Diamantino, o art.30-A e o irmão do Ministro

A captação ilícita de recursos eleitorais foi introduzida pela Lei nº 11.300/2006, tendo como sanção a cassação do registro ou diploma do candidato. Dispõe o art.30-A introduzido na Lei nº 9.504/97:

"Art.30-A. Qualquer partido político ou coligação poderá representar à Justiça Eleitoral relatando fatos e indicando provas e pedir a abertura de investigação judicial para apurar condutas em desacordo com as normas desta Lei, relativas à arrecadação e gastos de recursos.
§ 1º Na apuração de que trata este artigo, aplicar-se-á o procedimento previsto no art. 22 da Lei Complementar n.º 64, de 18 de maio de 1990, no que couber.
§ 2º Comprovados captação ou gastos ilícitos de recursos, para fins eleitorais, será negado diploma
ao candidato, ou cassado, se já houver sido outorgado."
Diante da falta de critérios claros para a determinação do âmbito de incidência da norma do art.30-A, o Tribunal Superior Eleitoral fixou algumas premissas importantes, afastando a interpretação que ofertou ao art.41-A, ao menos do que diz respeito à proporcionalidade dos efeitos do ato lesivo. Assim, tal qual o art.41-A, cabe execução imediata da decisão que julgar procedente a representação do art.30-A (precedente: MS 3567/MG, rel. Min. Cezar Peluso, DJ - Diário de justiça, Data 12/2/2008, Página 8), porém, diversamente da captação de sufrágio, há a necessidade de se demonstrar a influência do ilícito no resultado do pleito.

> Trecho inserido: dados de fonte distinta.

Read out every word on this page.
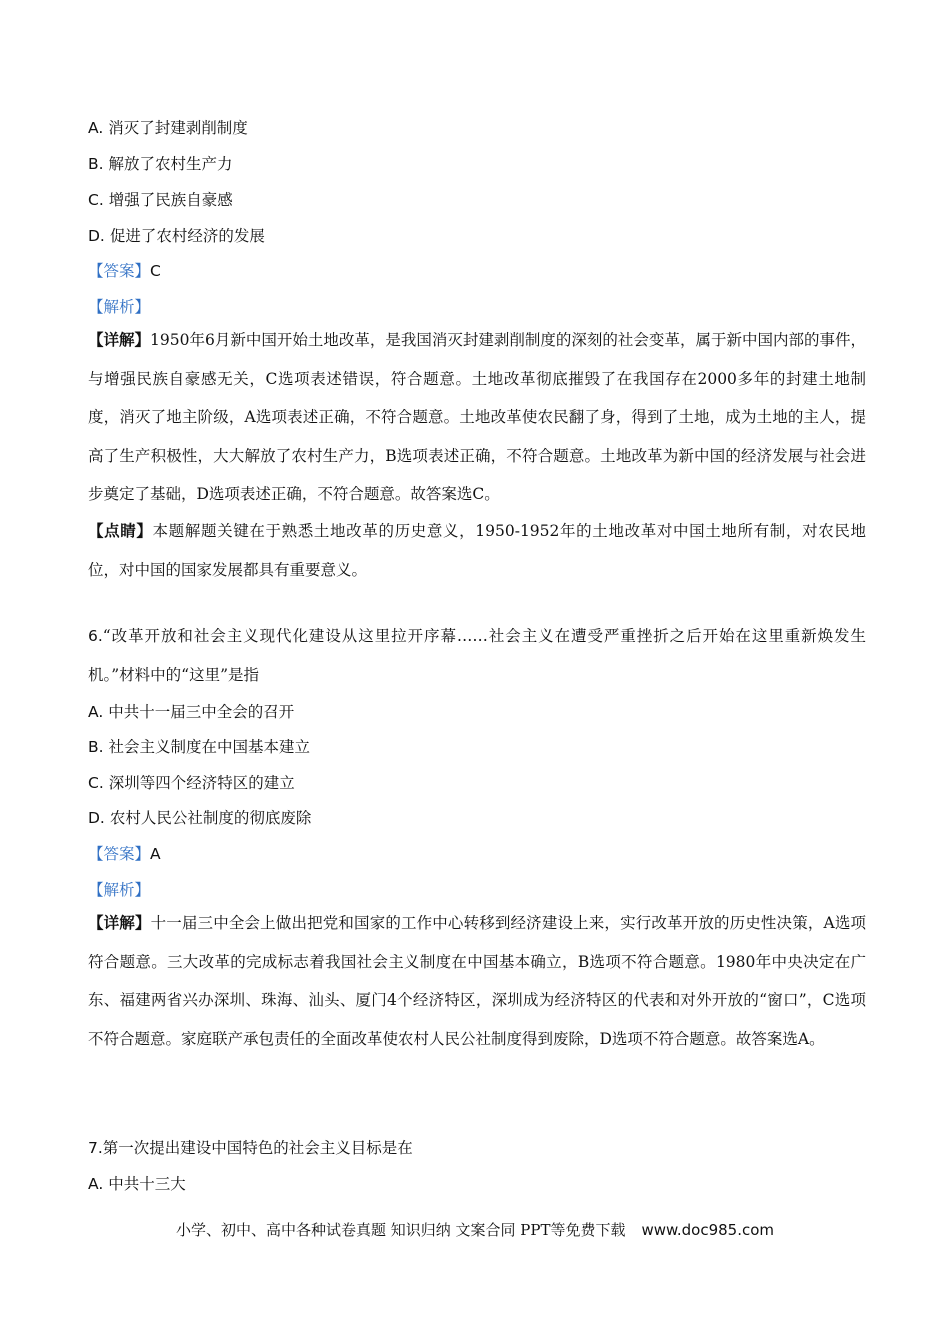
A. 消灭了封建剥削制度
B. 解放了农村生产力
C. 增强了民族自豪感
D. 促进了农村经济的发展
【答案】C
【解析】
【详解】1950年6月新中国开始土地改革，是我国消灭封建剥削制度的深刻的社会变革，属于新中国内部的事件，与增强民族自豪感无关，C选项表述错误，符合题意。土地改革彻底摧毁了在我国存在2000多年的封建土地制度，消灭了地主阶级，A选项表述正确，不符合题意。土地改革使农民翻了身，得到了土地，成为土地的主人，提高了生产积极性，大大解放了农村生产力，B选项表述正确，不符合题意。土地改革为新中国的经济发展与社会进步奠定了基础，D选项表述正确，不符合题意。故答案选C。
【点睛】本题解题关键在于熟悉土地改革的历史意义，1950-1952年的土地改革对中国土地所有制，对农民地位，对中国的国家发展都具有重要意义。
6.“改革开放和社会主义现代化建设从这里拉开序幕……社会主义在遭受严重挫折之后开始在这里重新焕发生机。”材料中的“这里”是指
A. 中共十一届三中全会的召开
B. 社会主义制度在中国基本建立
C. 深圳等四个经济特区的建立
D. 农村人民公社制度的彻底废除
【答案】A
【解析】
【详解】十一届三中全会上做出把党和国家的工作中心转移到经济建设上来，实行改革开放的历史性决策，A选项符合题意。三大改革的完成标志着我国社会主义制度在中国基本确立，B选项不符合题意。1980年中央决定在广东、福建两省兴办深圳、珠海、汕头、厦门4个经济特区，深圳成为经济特区的代表和对外开放的“窗口”，C选项不符合题意。家庭联产承包责任的全面改革使农村人民公社制度得到废除，D选项不符合题意。故答案选A。
7.第一次提出建设中国特色的社会主义目标是在
A. 中共十三大
小学、初中、高中各种试卷真题 知识归纳 文案合同 PPT等免费下载 www.doc985.com
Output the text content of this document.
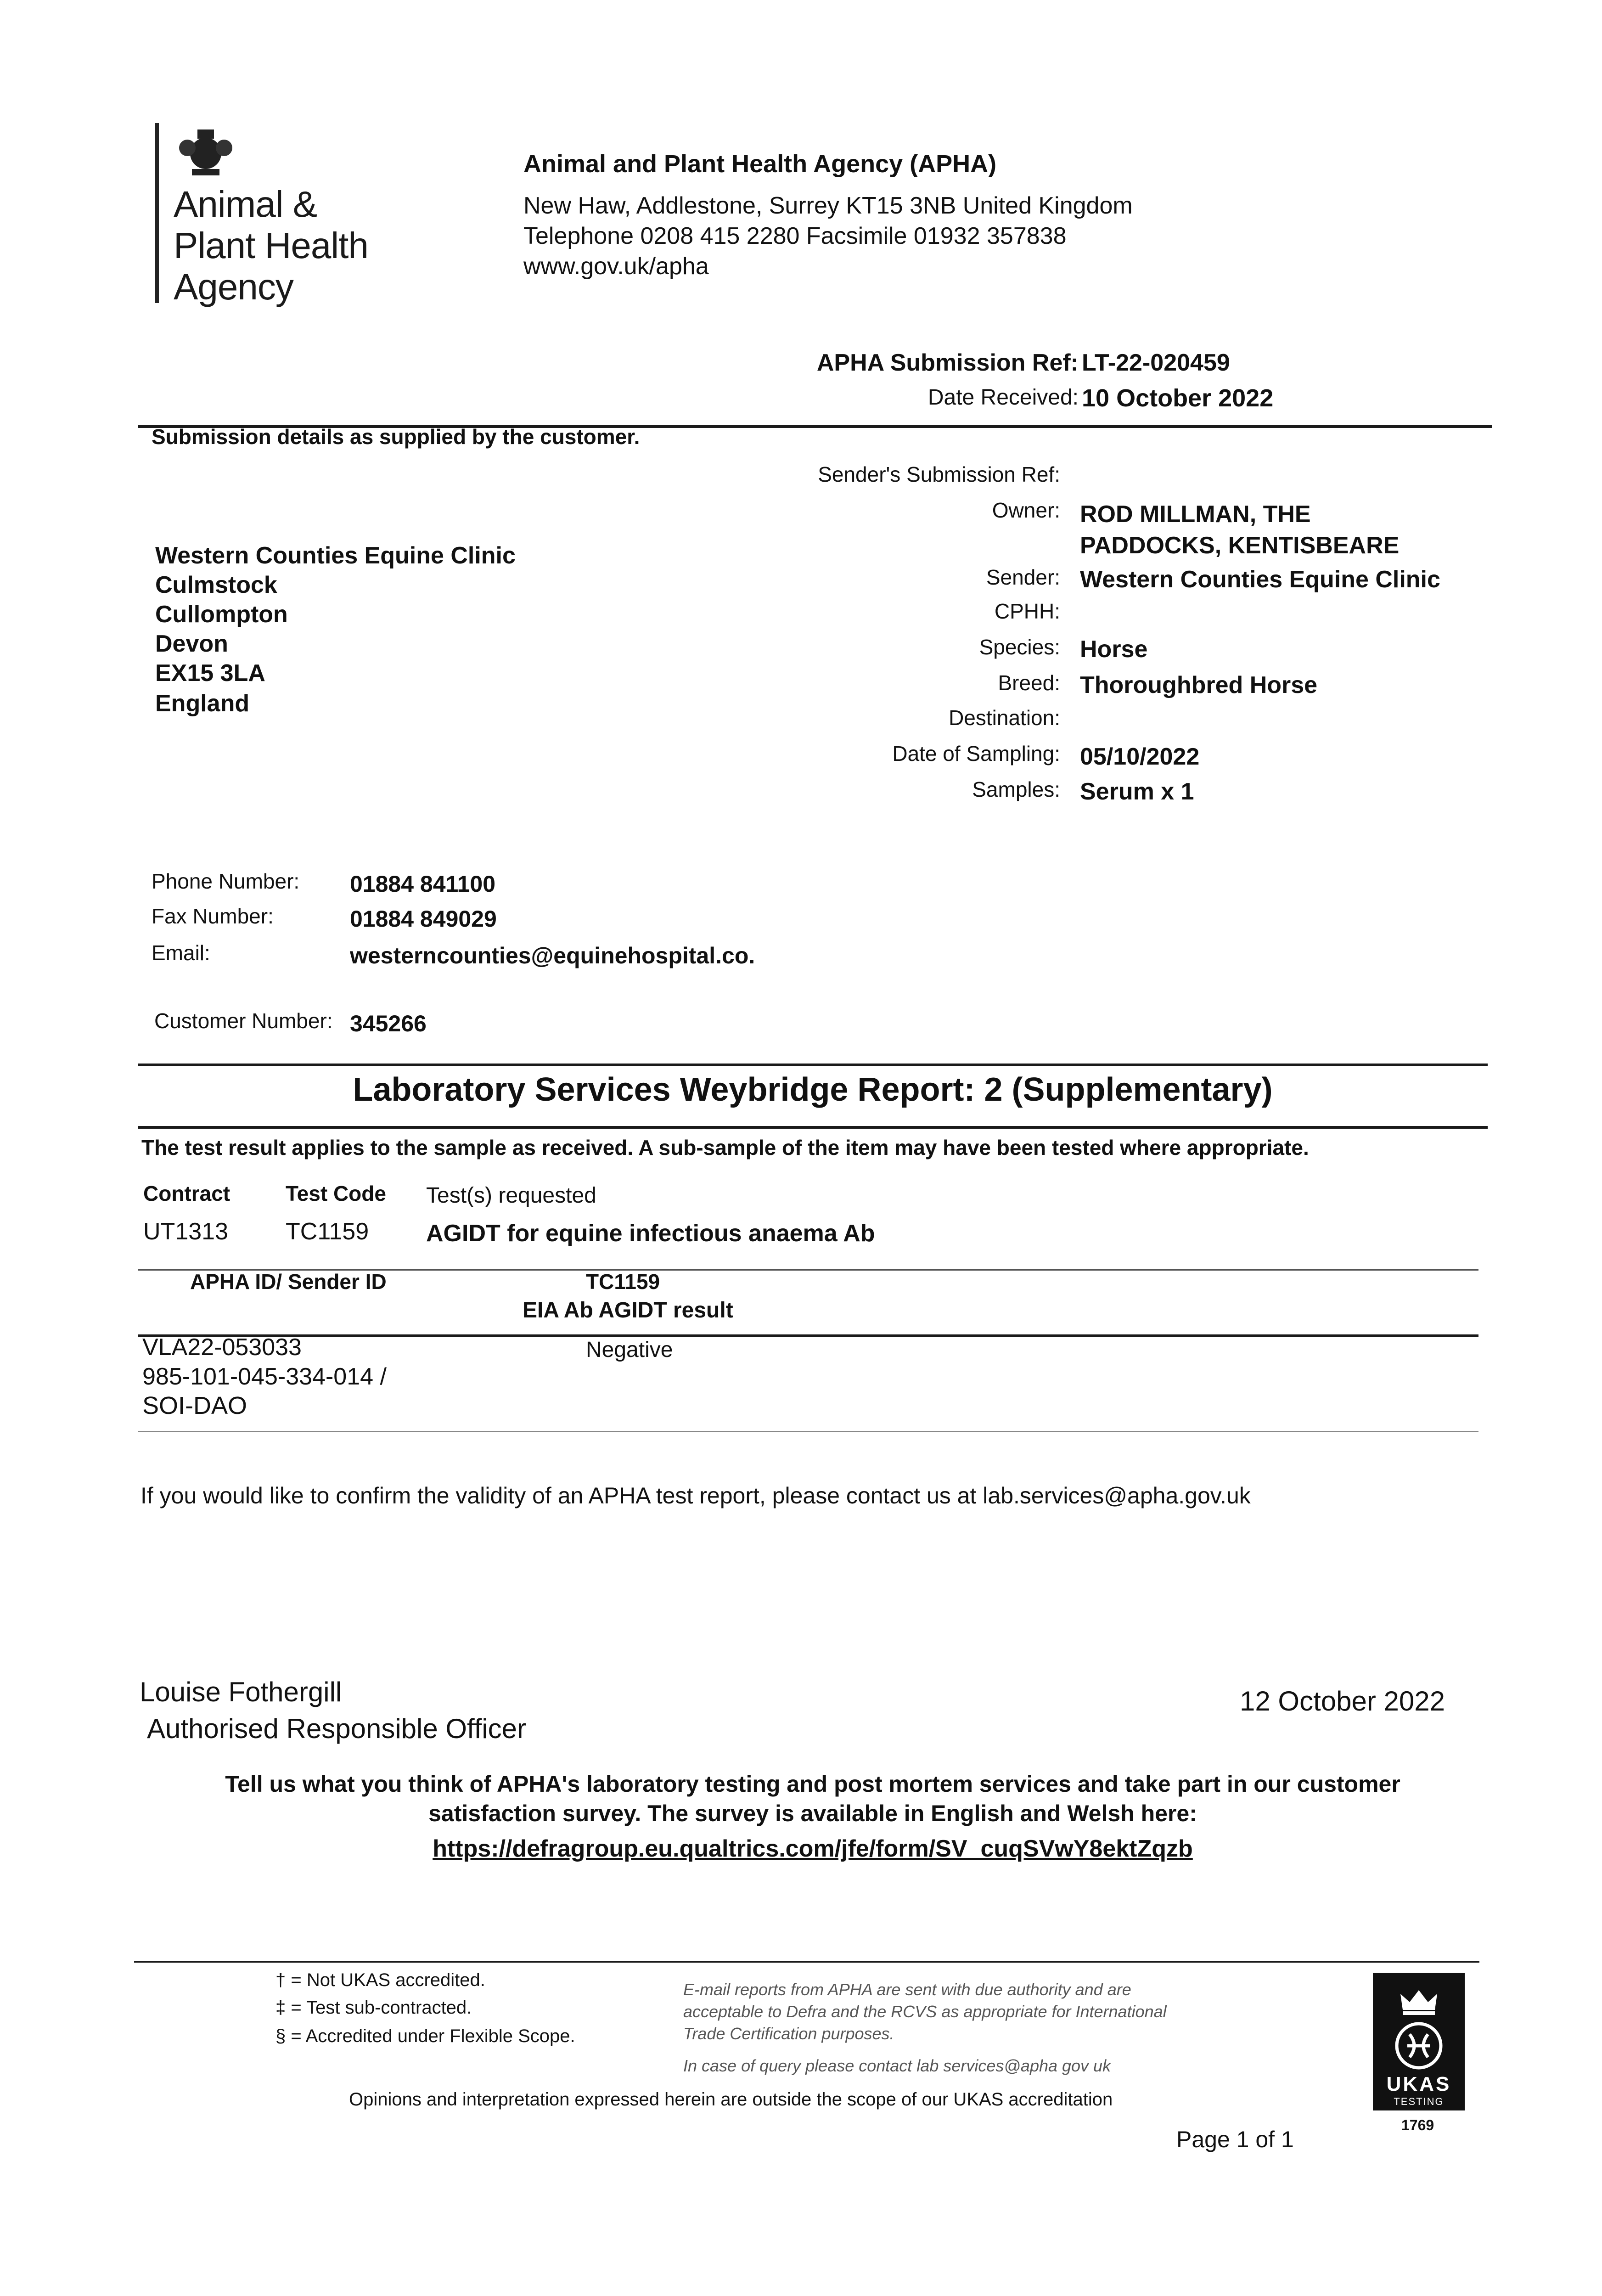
Animal &
Plant Health
Agency
Animal and Plant Health Agency (APHA)
New Haw, Addlestone, Surrey KT15 3NB United Kingdom
Telephone 0208 415 2280 Facsimile 01932 357838
www.gov.uk/apha
APHA Submission Ref: LT-22-020459
Date Received: 10 October 2022
Submission details as supplied by the customer.
Sender's Submission Ref:
Owner: ROD MILLMAN, THE
PADDOCKS, KENTISBEARE
Sender: Western Counties Equine Clinic
CPHH:
Species: Horse
Breed: Thoroughbred Horse
Destination:
Date of Sampling: 05/10/2022
Samples: Serum x 1
Western Counties Equine Clinic
Culmstock
Cullompton
Devon
EX15 3LA
England
Phone Number: 01884 841100
Fax Number:	01884 849029
Email:	westerncounties@equinehospital.co.
Customer Number: 345266
Laboratory Services Weybridge Report: 2 (Supplementary)
The test result applies to the sample as received. A sub-sample of the item may have been tested where appropriate.
Contract	Test Code Test(s) requested
UT1313 TC1159 AGIDT for equine infectious anaema Ab
APHA ID/ Sender ID	TC1159
EIA Ab AGIDT result
VLA22-053033
985-101-045-334-014 /
SOI-DAO
Negative
If you would like to confirm the validity of an APHA test report, please contact us at lab.services@apha.gov.uk
Louise Fothergill
Authorised Responsible Officer
12 October 2022
Tell us what you think of APHA's laboratory testing and post mortem services and take part in our customer
satisfaction survey. The survey is available in English and Welsh here:
https://defragroup.eu.qualtrics.com/jfe/form/SV_cuqSVwY8ektZqzb
† = Not UKAS accredited.
‡ = Test sub-contracted.
§ = Accredited under Flexible Scope.
E-mail reports from APHA are sent with due authority and are
acceptable to Defra and the RCVS as appropriate for International
Trade Certification purposes.
In case of query please contact lab services@apha gov uk
Opinions and interpretation expressed herein are outside the scope of our UKAS accreditation
Page 1 of 1
UKAS
TESTING
1769
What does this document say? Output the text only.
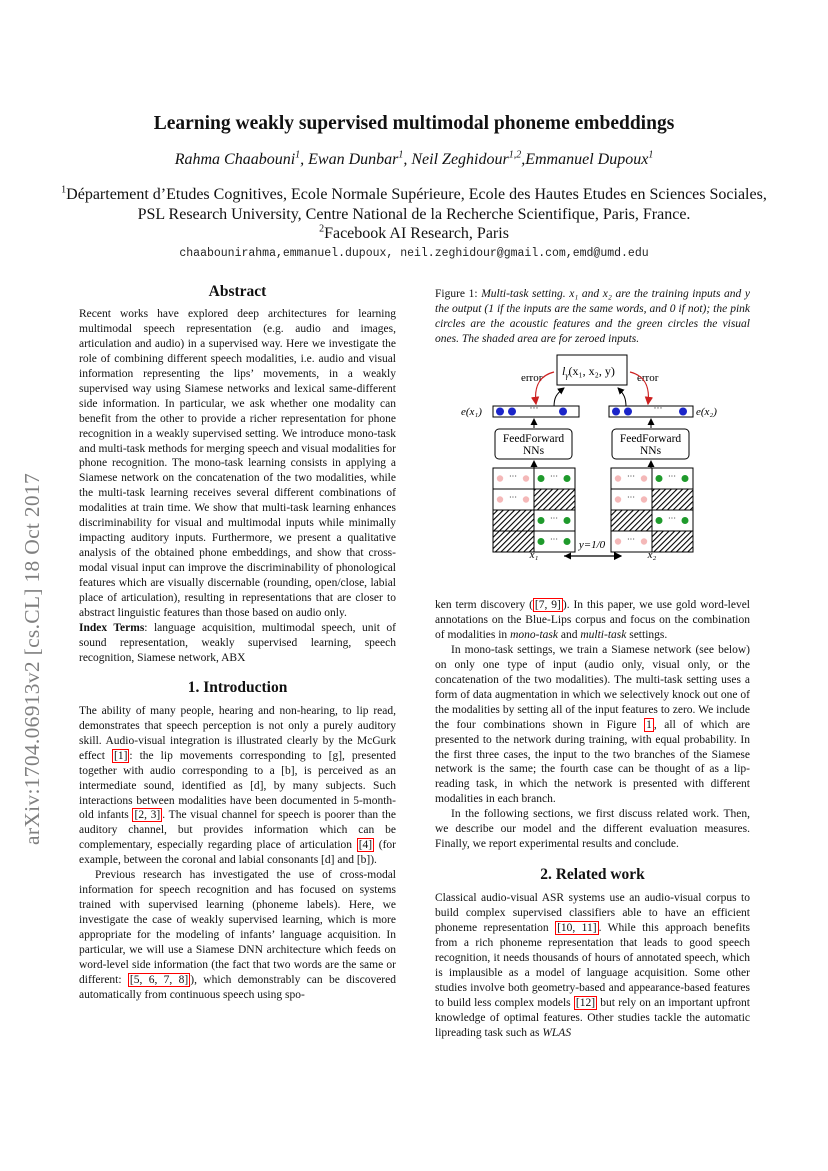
arXiv:1704.06913v2 [cs.CL] 18 Oct 2017
Learning weakly supervised multimodal phoneme embeddings
Rahma Chaabouni$^1$, Ewan Dunbar$^1$, Neil Zeghidour$^{1,2}$,Emmanuel Dupoux$^1$
$^1$Département d’Etudes Cognitives, Ecole Normale Supérieure, Ecole des Hautes Etudes en Sciences Sociales, PSL Research University, Centre National de la Recherche Scientifique, Paris, France.
$^2$Facebook AI Research, Paris
chaabounirahma,emmanuel.dupoux, neil.zeghidour@gmail.com,emd@umd.edu

Abstract

Recent works have explored deep architectures for learning multimodal speech representation (e.g. audio and images, articulation and audio) in a supervised way. Here we investigate the role of combining different speech modalities, i.e. audio and visual information representing the lips’ movements, in a weakly supervised way using Siamese networks and lexical same-different side information. In particular, we ask whether one modality can benefit from the other to provide a richer representation for phone recognition in a weakly supervised setting. We introduce mono-task and multi-task methods for merging speech and visual modalities for phone recognition. The mono-task learning consists in applying a Siamese network on the concatenation of the two modalities, while the multi-task learning receives several different combinations of modalities at train time. We show that multi-task learning enhances discriminability for visual and multimodal inputs while minimally impacting auditory inputs. Furthermore, we present a qualitative analysis of the obtained phone embeddings, and show that cross-modal visual input can improve the discriminability of phonological features which are visually discernable (rounding, open/close, labial place of articulation), resulting in representations that are closer to abstract linguistic features than those based on audio only.

Index Terms: language acquisition, multimodal speech, unit of sound representation, weakly supervised learning, speech recognition, Siamese network, ABX

1. Introduction

The ability of many people, hearing and non-hearing, to lip read, demonstrates that speech perception is not only a purely auditory skill. Audio-visual integration is illustrated clearly by the McGurk effect [1] : the lip movements corresponding to [g], presented together with audio corresponding to a [b], is perceived as an intermediate sound, identified as [d], by many subjects. Such interactions between modalities have been documented in 5-month-old infants [2, 3] . The visual channel for speech is poorer than the auditory channel, but provides information which can be complementary, especially regarding place of articulation [4] (for example, between the coronal and labial consonants [d] and [b]).

Previous research has investigated the use of cross-modal information for speech recognition and has focused on systems trained with supervised learning (phoneme labels). Here, we investigate the case of weakly supervised learning, which is more appropriate for the modeling of infants’ language acquisition. In particular, we will use a Siamese DNN architecture which feeds on word-level side information (the fact that two words are the same or different: [5, 6, 7, 8] ), which demonstrably can be discovered automatically from continuous speech using spo-

Figure 1: Multi-task setting. x₁ and x₂ are the training inputs and y the output (1 if the inputs are the same words, and 0 if not); the pink circles are the acoustic features and the green circles the visual ones. The shaded area are for zeroed inputs.
$l_\gamma(x_1$, x₂, y)
error	error
e(x₁)	···	···	e(x₂)
FeedForward
NNs
FeedForward
NNs
···	···
···
···
···
···	···
···
···
···
y=1/0
x₁	x₂

ken term discovery ( [7, 9] ). In this paper, we use gold word-level annotations on the Blue-Lips corpus and focus on the combination of modalities in mono-task and multi-task settings.

In mono-task settings, we train a Siamese network (see below) on only one type of input (audio only, visual only, or the concatenation of the two modalities). The multi-task setting uses a form of data augmentation in which we selectively knock out one of the modalities by setting all of the input features to zero. We include the four combinations shown in Figure 1 , all of which are presented to the network during training, with equal probability. In the first three cases, the input to the two branches of the Siamese network is the same; the fourth case can be thought of as a lip-reading task, in which the network is presented with different modalities in each branch.

In the following sections, we first discuss related work. Then, we describe our model and the different evaluation measures. Finally, we report experimental results and conclude.

2. Related work

Classical audio-visual ASR systems use an audio-visual corpus to build complex supervised classifiers able to have an efficient phoneme representation [10, 11] . While this approach benefits from a rich phoneme representation that leads to good speech recognition, it needs thousands of hours of annotated speech, which is implausible as a model of language acquisition. Some other studies involve both geometry-based and appearance-based features to build less complex models [12] but rely on an important upfront knowledge of optimal features. Other studies tackle the automatic lipreading task such as WLAS
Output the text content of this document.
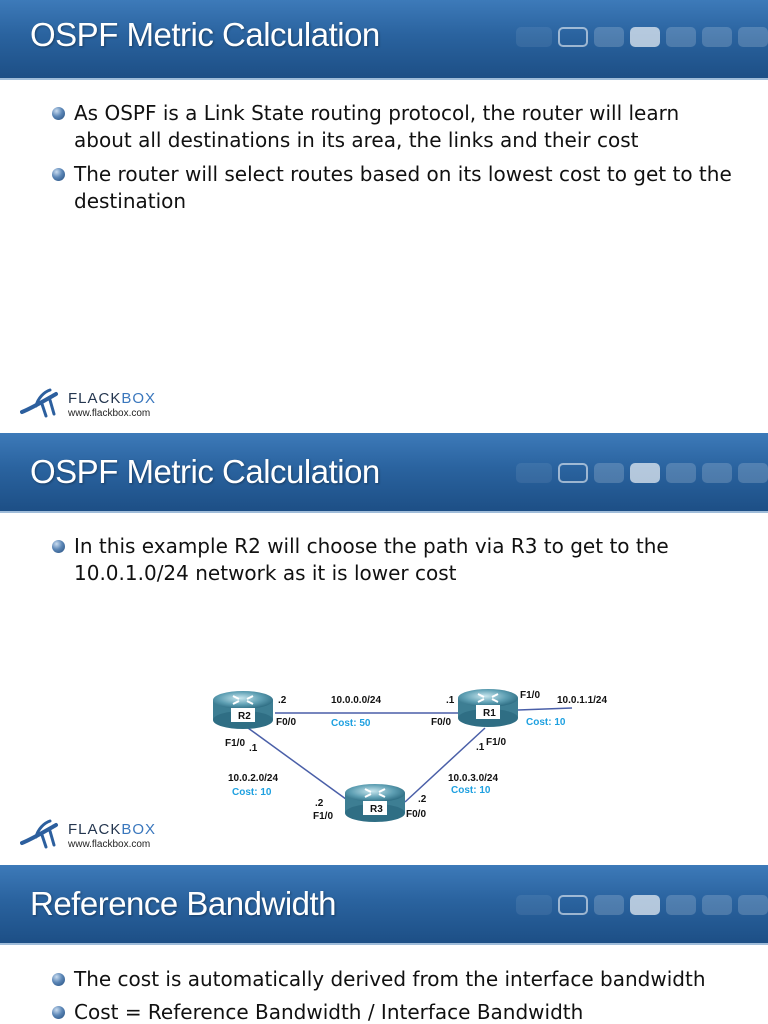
OSPF Metric Calculation
As OSPF is a Link State routing protocol, the router will learn about all destinations in its area, the links and their cost
The router will select routes based on its lowest cost to get to the destination
FLACKBOX
www.flackbox.com
OSPF Metric Calculation
In this example R2 will choose the path via R3 to get to the 10.0.1.0/24 network as it is lower cost
R2	R1
R3
.2
F0/0
10.0.0.0/24
Cost: 50
.1
F0/0
F1/0 10.0.1.1/24
Cost: 10
.1 F1/0
F1/0 .1
10.0.2.0/24
Cost: 10
10.0.3.0/24
Cost: 10
.2
F1/0
.2
F0/0
FLACKBOX
www.flackbox.com
Reference Bandwidth
The cost is automatically derived from the interface bandwidth
Cost = Reference Bandwidth / Interface Bandwidth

Ou seja, não bastaria a comprovação pura e simples que teria havido descumprimento das normas sobre a captação de recursos eleitorais; seria fundamental, para a configuração do ilícito, que a irregularidade fosse de tal ordem que pudesse, ao menos em tese, influenciar o resultado do pleito.

Houve recente julgamento, que chamou a atenção da mídia, sobre a cassação de um prefeito da cidade de Diamantino, interior de Mato Grosso, cuja candidatura se opunha ao grupo político do irmão do Min. Gilmar Mendes, presidente do STF, que ocorreu em sede de ação de impugnação de mandato eletivo (veja a matéria aqui). O prefeito cassado, Erival Capistrano de Oliveira (PDT), apareceu em uma matéria da revista Carta Capital denunciando supostas irregularidades que teriam sido cometidas pelo seu antecessor, irmão do presidente do STF.

Segundo informação da mídia, a ação que levou a cassação teria sido uma Ação de Impugnação de Mandato Eletivo, que teria apurado que algumas doações feitas a Capistrano teriam sido provenientes de pessoas sem capacidade financeira para doar ou através de alguns recibos eleitorais com assinaturas falsas. O juiz eleitoral, então, determinou a cassação do diploma do candidato eleito e a diplomação e posse do segundo colocado, pertencente ao grupo político do ex-prefeito, irmão de Mendes.

Uma coisa é certa: se a ação proposta foi, de fato, a AIME, o caso apenas poderia ser analisado como abuso de poder econômico, cuja demonstração haveria de ser feita em conjunto com a sua repercussão no pleito. Não seria, pois, o caso de se aplicar o art.30-A da Lei nº 9.504/97. Afinal, as hipóteses que ensejam a propositura da AIME são aquelas do § 10 do art.14 da CF/88, não podendo ser, por meio dela, atacada a chamada captação ilícita de recursos eleitorais.

Bem, afora isso, não estou entre os que insinuam que a decisão judicial e a atuação do Ministério Público teriam sido para favorecer o grupo político do irmão de Gilmar Mendes (essa parece ser a posição precipitada de Luís Nassif, aqui). O fato do prefeito cassado ter dado uma entrevista contra Gilmar Mendes não o imuniza para a prática de ilícitos eleitorais; doutra banda, haverá sempre o Tribunal Regional Eleitoral e o próprio Tribunal Superior Eleitoral para se recorrer.

Como o presidente do STF assumiu posições belicosas contra a Polícia Federal e mesmo o Ministério Público, chamou para si a antipatia de algumas correntes de opinião e de algumas corporações, que tentam desestabilizá-lo e intimidá-lo. De toda a sorte, seria insano supor que alguém exercendo funções elevadas, exposto como está pelas diatribes de que vem participando, estaria se envolvendo pessoalmente, usando indevidamente o seu cargo, para interferir em questiúnculas paroquiais. Porém, o tempo dirá com quem está com a razão.